Jim Wilson, known as Grim, was his economics teacher and independent study advisor. 

“My sophomore year I did an independent study on trying to make volunteerism tax deductible,” Dan said. “Time is money. You can give money; why can’t you give time? Grim said, ‘That’s an interesting idea,’ so I did an independent study to try to change the tax code. I went down to Washington as a 15-year-old and realized maybe Washington is where good ideas go to die. But that gave me the idea that business could be part of the solution.”  

Eggtoberfest might bring the Eggheads together, but it also brings joy to others. The net proceeds will go to the Atlanta Food Bank this year, Dan said, citing the benefit project as “an example of a company standing by what it means to be a purpose-driven company, sort of what my Fulbright was on.”      

Dan explained that his thesis for his Fulbright explored “enlightened capitalism and doing well by doing good. Is there a role for business to play in society bigger than just making money? ... How do you use profit for some larger purpose than just making money?” 
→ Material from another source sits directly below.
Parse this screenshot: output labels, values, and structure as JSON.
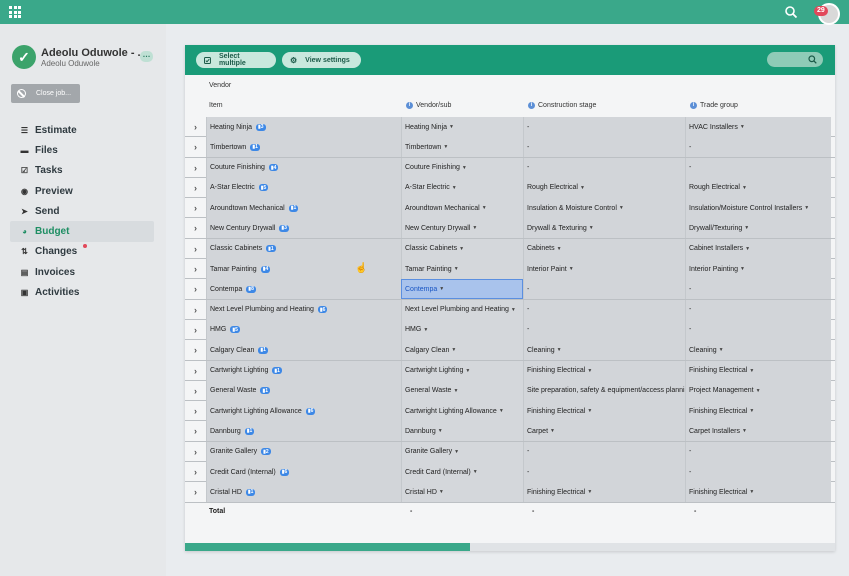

Big Green Egg, he said, eventually will be operated by the Fisher Foundation, making it a non-profit. “So, the profits we make will be reinvested in local communities around food,” Dan said. “And that is this model of regenerative capitalism. I’m trying to practice what I preach.” 

He said Big Green Egg is a big brand but a small business. “And what I am here to do is to grow it in a way that’s consistent with its values,” he said, “so that it is a bigger business, or more equivalent to the size of its brand, but in a way that reinvests in the people that work here, reinvests in the community where it operates and so it has, hopefully, a positive impact on the environment in which we operate. So that is the goal.”